Six travel guides published between 1926 and 1935 by the Altamira Cave Protection Board and the National Tourist Board, which had commissioned Hugo Obermaier, one of the first prehistorians to investigate the Altamira cave, are shown.
Throughout its pages, Obermaier briefly introduces the ways of life during the Paleolithic era, describes the history of the discovery and the first adaptations of the cave for tourist visits, as well as recounting the art of Altamira.
Along with these explanations, the guides, also in English, included maps and itineraries detailing information on public transport, towns and the most important monuments in the area.
Tickets for two pesetas
Along with these travel guides, an entrance to the cave issued by the Junta (between 1925 and 1939) is on display, called the “personal ticket to visit the cave”, for two pesetas, which already detailed basic visiting rules.
As the center explains, the publication of the guides is parallel to the growth of visits to Altamira, which also forced the institutions to provide this place with infrastructures and services, for which an access road and a small museum were built. in a mountain house.

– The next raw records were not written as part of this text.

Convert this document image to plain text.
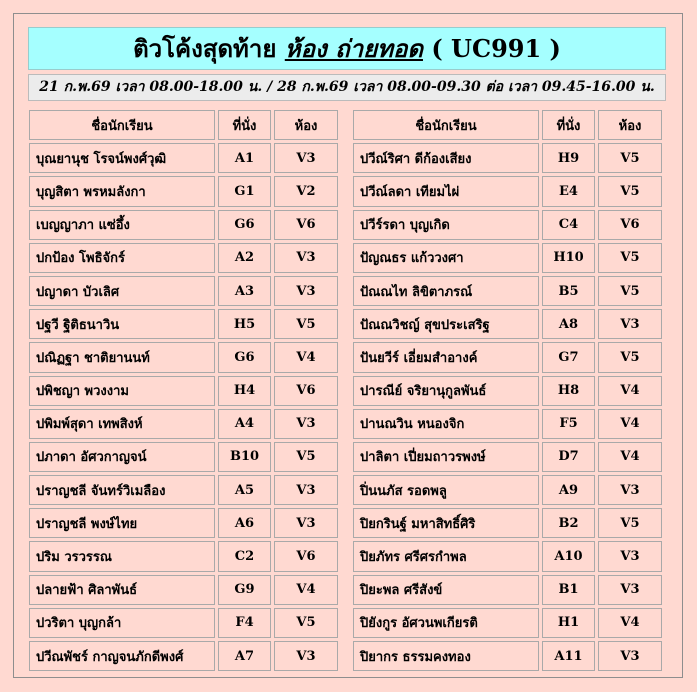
ติวโค้งสุดท้าย ห้อง ถ่ายทอด ( UC991 )
21 ก.พ.69 เวลา 08.00-18.00 น. / 28 ก.พ.69 เวลา 08.00-09.30 ต่อ เวลา 09.45-16.00 น.
ชื่อนักเรียน	ที่นั่ง	ห้อง
บุณยานุช โรจน์พงศ์วุฒิ	A1	V3
บุญสิตา พรหมลังกา	G1	V2
เบญญาภา แซ่อึ้ง	G6	V6
ปกป้อง โพธิจักร์	A2	V3
ปญาดา บัวเลิศ	A3	V3
ปฐวี ฐิติธนาวิน	H5	V5
ปณิฏฐา ชาติยานนท์	G6	V4
ปพิชญา พวงงาม	H4	V6
ปพิมพ์สุดา เทพสิงห์	A4	V3
ปภาดา อัศวกาญจน์	B10	V5
ปราญชลี จันทร์วิเมลือง	A5	V3
ปราญชลี พงษ์ไทย	A6	V3
ปริม วรวรรณ	C2	V6
ปลายฟ้า ศิลาพันธ์	G9	V4
ปวริตา บุญกล้า	F4	V5
ปวีณพัชร์ กาญจนภักดีพงศ์	A7	V3
ชื่อนักเรียน	ที่นั่ง	ห้อง
ปวีณ์ริศา ดีก้องเสียง	H9	V5
ปวีณ์ลดา เทียมไผ่	E4	V5
ปวีร์รดา บุญเกิด	C4	V6
ปัญณธร แก้ววงศา	H10	V5
ปัณณไท ลิขิตาภรณ์	B5	V5
ปัณณวิชญ์ สุขประเสริฐ	A8	V3
ปันยวีร์ เอี่ยมสำอางค์	G7	V5
ปารณีย์ จริยานุกูลพันธ์	H8	V4
ปานณวิน หนองจิก	F5	V4
ปาลิตา เปี่ยมถาวรพงษ์	D7	V4
ปิ่นนภัส รอดพลู	A9	V3
ปิยกรินฐ์ มหาสิทธิ์ศิริ	B2	V5
ปิยภัทร ศรีศรกำพล	A10	V3
ปิยะพล ศรีสังข์	B1	V3
ปิยังกูร อัศวนพเกียรติ	H1	V4
ปิยากร ธรรมคงทอง	A11	V3
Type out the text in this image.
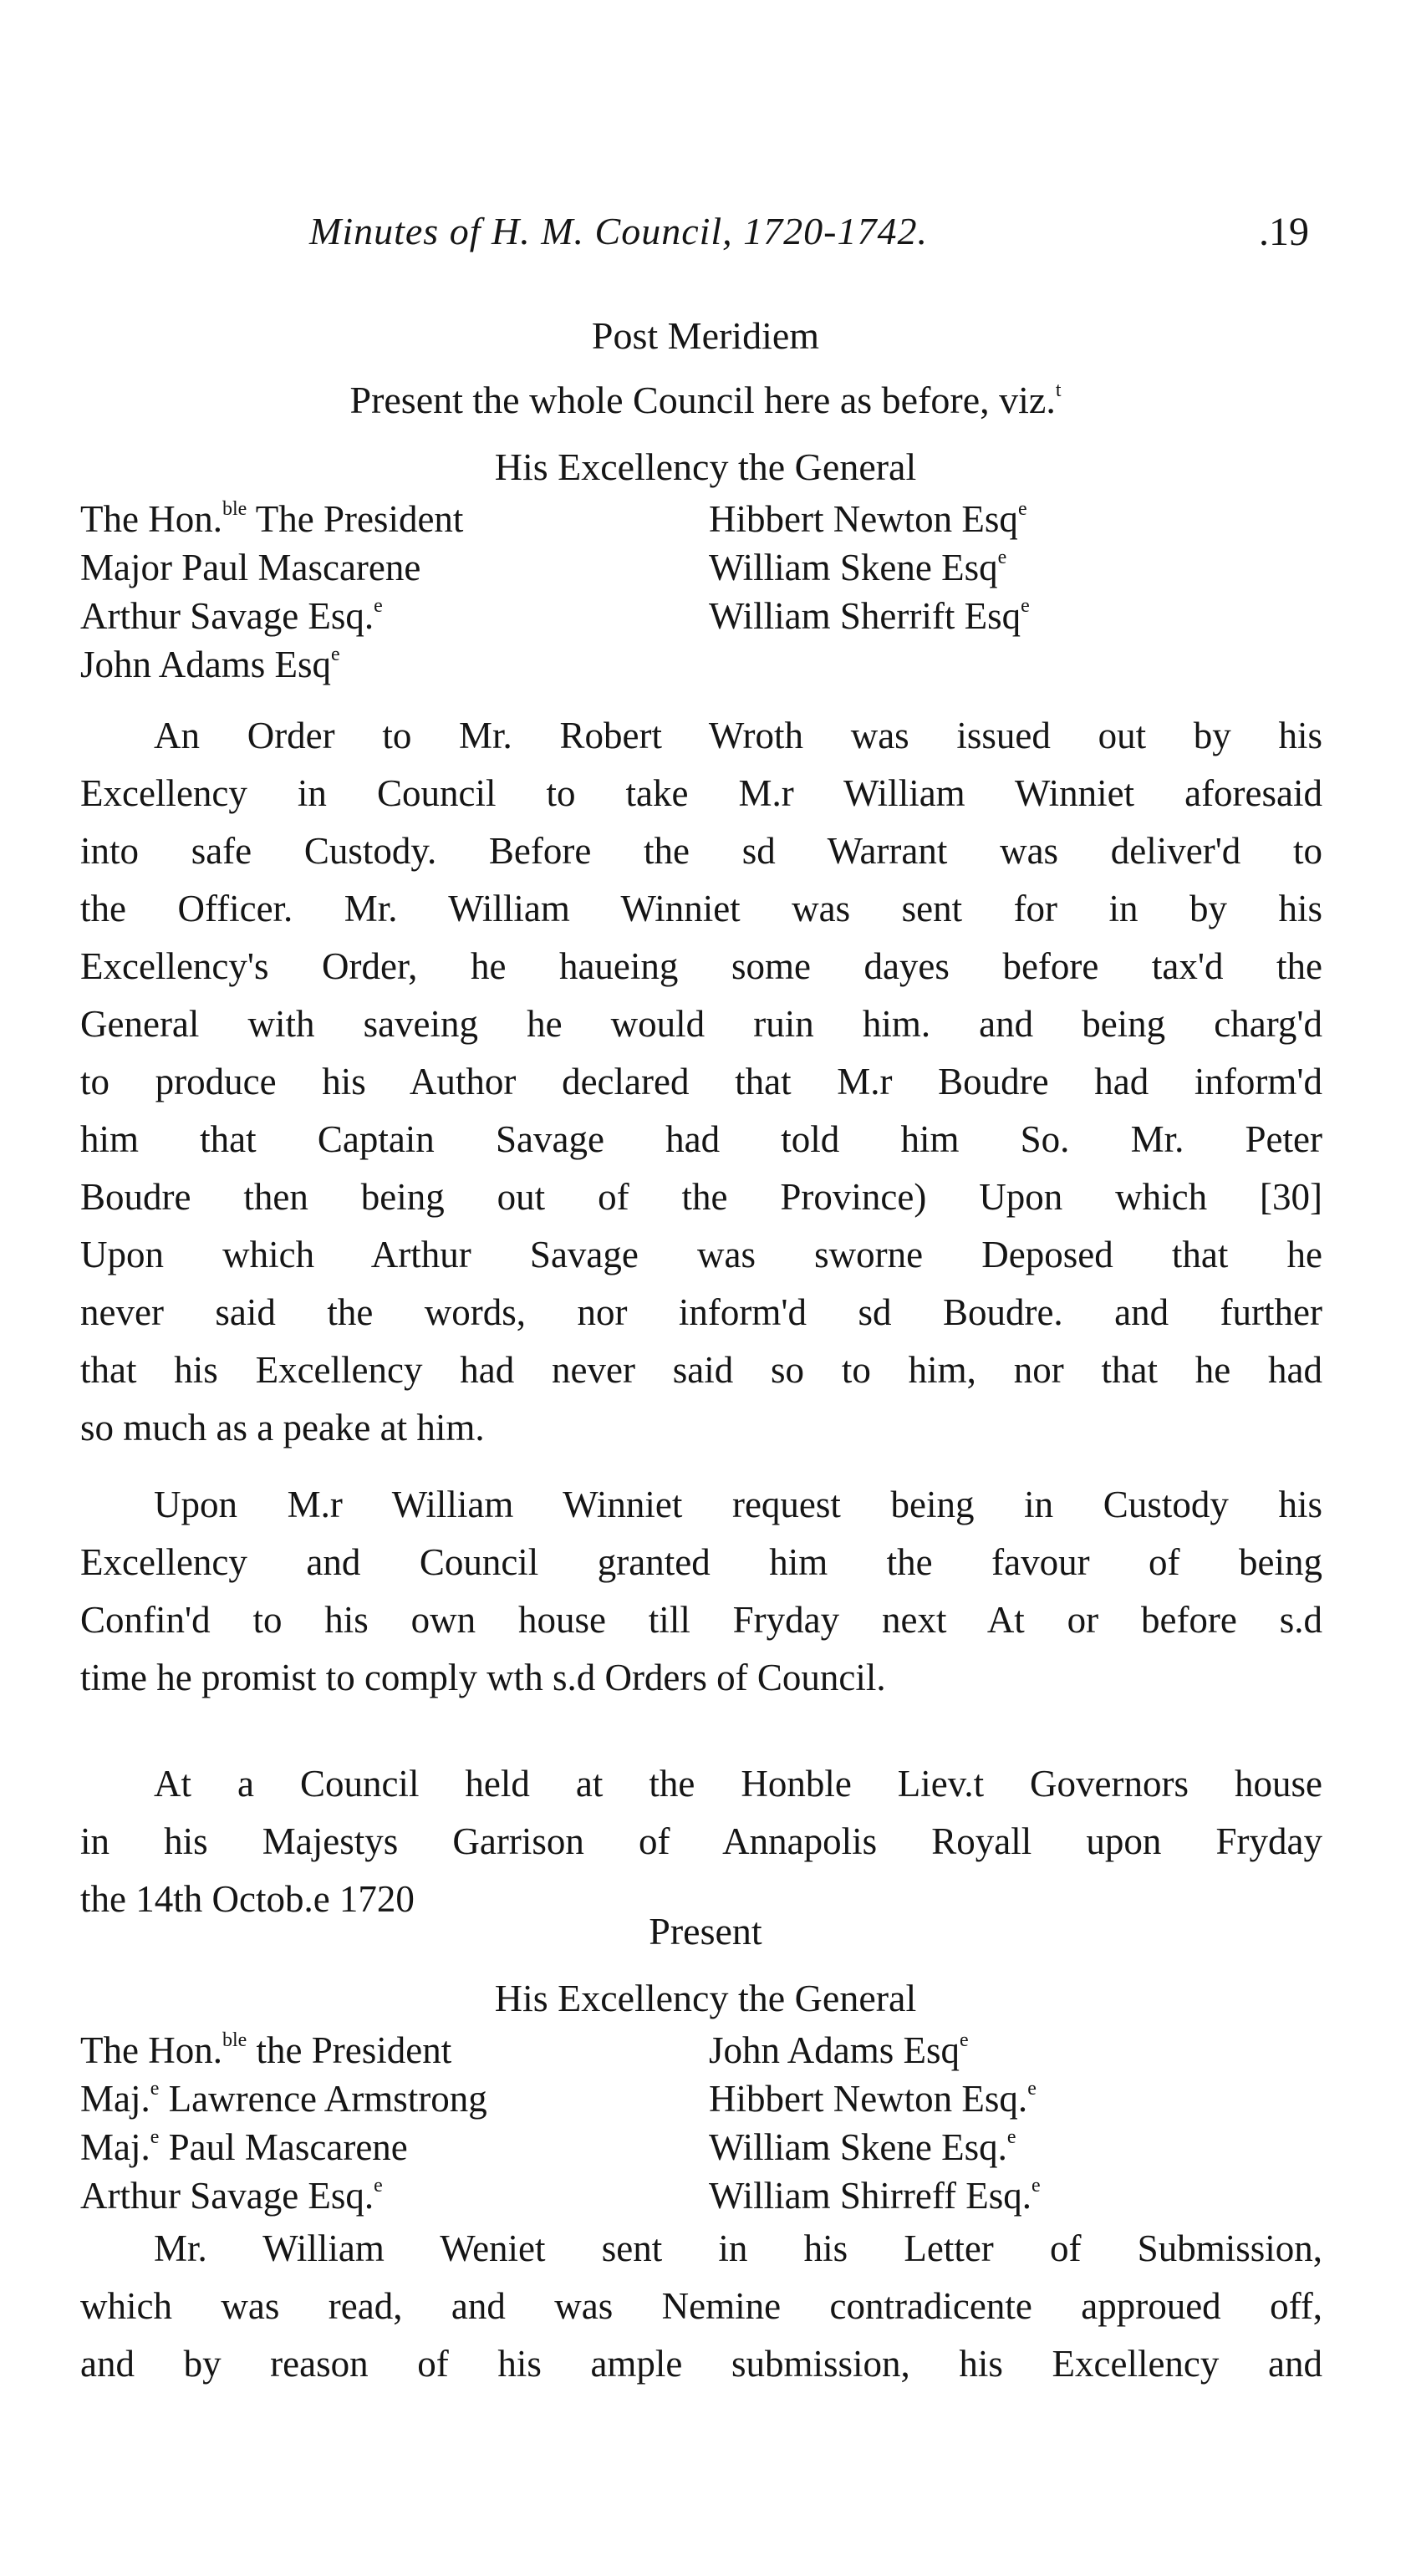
Minutes of H. M. Council, 1720-1742.	.19
Post Meridiem
Present the whole Council here as before, viz.$^t$
His Excellency the General
The Hon.$^{ble}$ The President	Hibbert Newton Esq$^e$
Major Paul Mascarene	William Skene Esq$^e$
Arthur Savage Esq.$^e$	William Sherrift Esq$^e$
John Adams Esq$^e$
An Order to Mr. Robert Wroth was issued out by his
Excellency in Council to take M.r William Winniet aforesaid
into safe Custody. Before the sd Warrant was deliver'd to
the Officer. Mr. William Winniet was sent for in by his
Excellency's Order, he haueing some dayes before tax'd the
General with saveing he would ruin him. and being charg'd
to produce his Author declared that M.r Boudre had inform'd
him that Captain Savage had told him So. Mr. Peter
Boudre then being out of the Province) Upon which [30]
Upon which Arthur Savage was sworne Deposed that he
never said the words, nor inform'd sd Boudre. and further
that his Excellency had never said so to him, nor that he had
so much as a peake at him.
Upon M.r William Winniet request being in Custody his
Excellency and Council granted him the favour of being
Confin'd to his own house till Fryday next At or before s.d
time he promist to comply wth s.d Orders of Council.
At a Council held at the Honble Liev.t Governors house
in his Majestys Garrison of Annapolis Royall upon Fryday
the 14th Octob.e 1720
Present
His Excellency the General
The Hon.$^{ble}$ the President	John Adams Esq$^e$
Maj.$^e$ Lawrence Armstrong	Hibbert Newton Esq.$^e$
Maj.$^e$ Paul Mascarene	William Skene Esq.$^e$
Arthur Savage Esq.$^e$	William Shirreff Esq.$^e$
Mr. William Weniet sent in his Letter of Submission,
which was read, and was Nemine contradicente approued off,
and by reason of his ample submission, his Excellency and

The guides were considered a powerful information and propaganda tool, and initially they were small-format editions, easy to transport and containing the necessary information to plan the visit.
Heritage on Altamira
The old collection of the Museum of Altamira houses a wide heritage related to the cave and its rock art, among other publications, documents and historical objects that recount the evolution of the cave from its discovery to the present day.
The museum’s library manages a specialized collection in fields such as archaeology, prehistory and rock art, and the old collection of publications in which those first tourist guides can be found, which have been restored.
In the week of World Book Day, the museum also joins the international book liberation campaign to share readings and make the world a library.
From April 20 to 23, people who visit the center will be able to drop off and pick up books on a wide range of topics for free.
Each of them is accredited on the official ‘Bookcrossing’ page, so that readers can record their steps so that these books continue to travel and that other people enjoy reading them.